Expanding the 14th Amendment

Anna Pauline (Pauli) Murray was born into a mixed-race family with a heritage including slaves, slave owners, Native Americans, and Irish. She identified as being African American. Her mother died when she was three, and her father was unable to care for her. She was raised by her mother’s sisters.

After a brief marriage, she became one of the few women of color to graduate from the City University of New York. She applied for a Ph.D. program at the University of North Carolina but that was turned down because of her race. She wanted the NAACP to help her fight the decision but was turned down. The civil rights movement leadership at the time was male-dominated. There was a concern that Pauli wore pants and had relationships with women.

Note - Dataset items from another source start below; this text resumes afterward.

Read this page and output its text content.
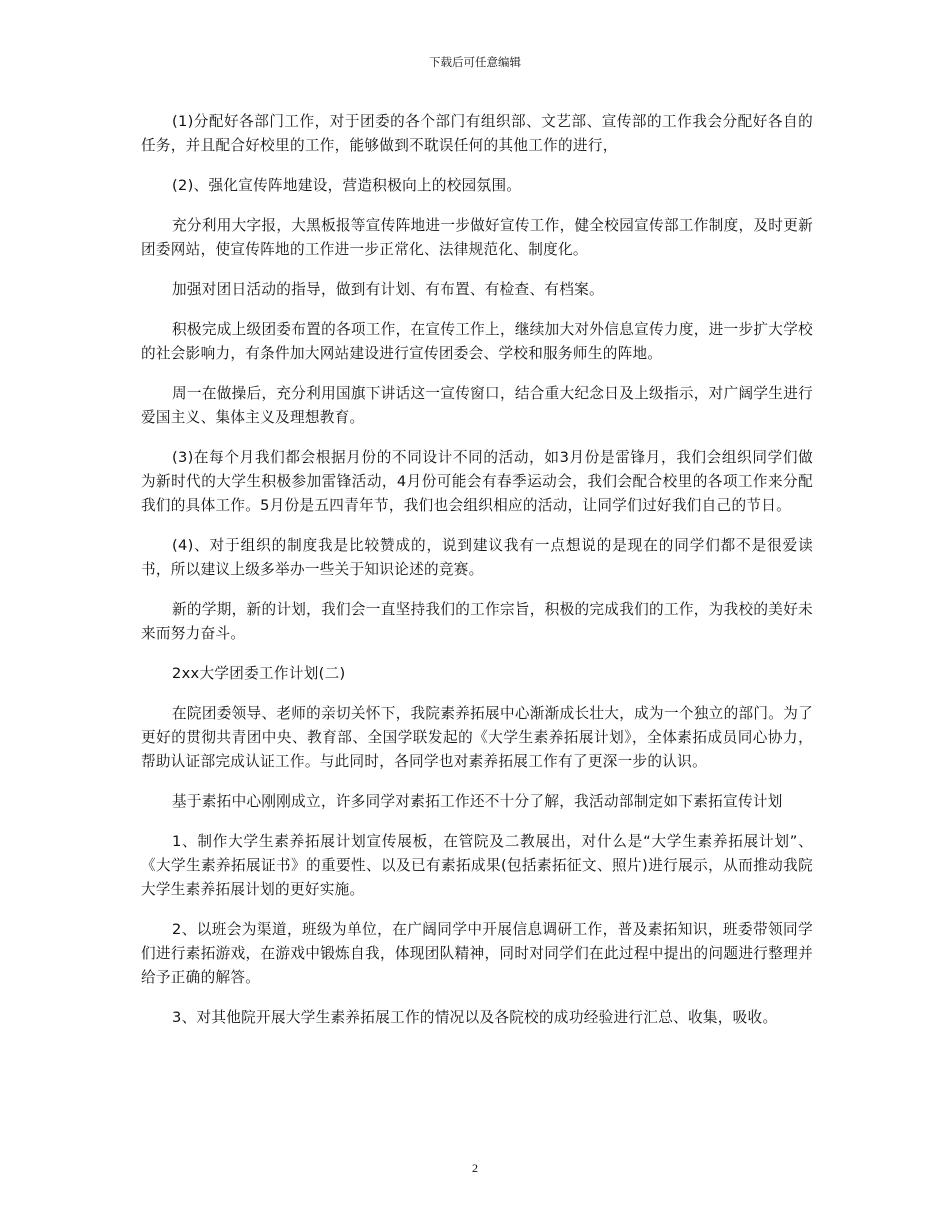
下载后可任意编辑

(1)分配好各部门工作，对于团委的各个部门有组织部、文艺部、宣传部的工作我会分配好各自的任务，并且配合好校里的工作，能够做到不耽误任何的其他工作的进行，

(2)、强化宣传阵地建设，营造积极向上的校园氛围。

充分利用大字报，大黑板报等宣传阵地进一步做好宣传工作，健全校园宣传部工作制度，及时更新团委网站，使宣传阵地的工作进一步正常化、法律规范化、制度化。

加强对团日活动的指导，做到有计划、有布置、有检查、有档案。

积极完成上级团委布置的各项工作，在宣传工作上，继续加大对外信息宣传力度，进一步扩大学校的社会影响力，有条件加大网站建设进行宣传团委会、学校和服务师生的阵地。

周一在做操后，充分利用国旗下讲话这一宣传窗口，结合重大纪念日及上级指示，对广阔学生进行爱国主义、集体主义及理想教育。

(3)在每个月我们都会根据月份的不同设计不同的活动，如3月份是雷锋月，我们会组织同学们做为新时代的大学生积极参加雷锋活动，4月份可能会有春季运动会，我们会配合校里的各项工作来分配我们的具体工作。5月份是五四青年节，我们也会组织相应的活动，让同学们过好我们自己的节日。

(4)、对于组织的制度我是比较赞成的，说到建议我有一点想说的是现在的同学们都不是很爱读书，所以建议上级多举办一些关于知识论述的竞赛。

新的学期，新的计划，我们会一直坚持我们的工作宗旨，积极的完成我们的工作，为我校的美好未来而努力奋斗。

2xx大学团委工作计划(二)

在院团委领导、老师的亲切关怀下，我院素养拓展中心渐渐成长壮大，成为一个独立的部门。为了更好的贯彻共青团中央、教育部、全国学联发起的《大学生素养拓展计划》，全体素拓成员同心协力，帮助认证部完成认证工作。与此同时，各同学也对素养拓展工作有了更深一步的认识。

基于素拓中心刚刚成立，许多同学对素拓工作还不十分了解，我活动部制定如下素拓宣传计划

1、制作大学生素养拓展计划宣传展板，在管院及二教展出，对什么是“大学生素养拓展计划”、《大学生素养拓展证书》的重要性、以及已有素拓成果(包括素拓征文、照片)进行展示，从而推动我院大学生素养拓展计划的更好实施。

2、以班会为渠道，班级为单位，在广阔同学中开展信息调研工作，普及素拓知识，班委带领同学们进行素拓游戏，在游戏中锻炼自我，体现团队精神，同时对同学们在此过程中提出的问题进行整理并给予正确的解答。

3、对其他院开展大学生素养拓展工作的情况以及各院校的成功经验进行汇总、收集，吸收。

2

Following an arrest by police for disorderly conduct for not sitting in the black section of a bus, Pauli took on a more activist role for civil rights causes. She enrolled in Howard University Law School. As the only woman in her class, she experienced sexism and coined the term Jane Crow to describe her experiences. In spite of the doubts of the faculty, she graduated first in her class. Traditionally those who graduated first in their law school class were invited to Harvard for graduate work. Pauli wasn’t invited because Harvard would not permit women to attend.

Pauli became a civil rights activist after she passed her bar exam. She especially advocated for the rights of African American women whose cause was often ignored by the male leaders of the civil rights movement.

Pauli advanced the belief that civil rights cases should address the 14th Amendment issues directly rather than trying to prove that separate facilities were not equal. Thurgood Marshall, the chief counsel of the NAACP and future Supreme Court Justice, agreed with her approach. Pauli’s approach was used to strike down the earlier separate but equal ruling of the Supreme Court. Her approach to 14th Amendment became pivotal to its expanded application

She then focused on extending the protections of the 14th Amendment to women. She was a co-author with Ruth Bader Ginsburg of the legal brief that led the Supreme Court to assure that the 14th Amendment applied to women.

Some hidden heroes leave a legacy that extends well beyond their lifetimes. In Pauli’s case, she made a lasting impact on the rights of people of color and women. Her impact is still being felt today in 14th Amendment cases involving the rights of the LGBTQ+ community as well as immigrants.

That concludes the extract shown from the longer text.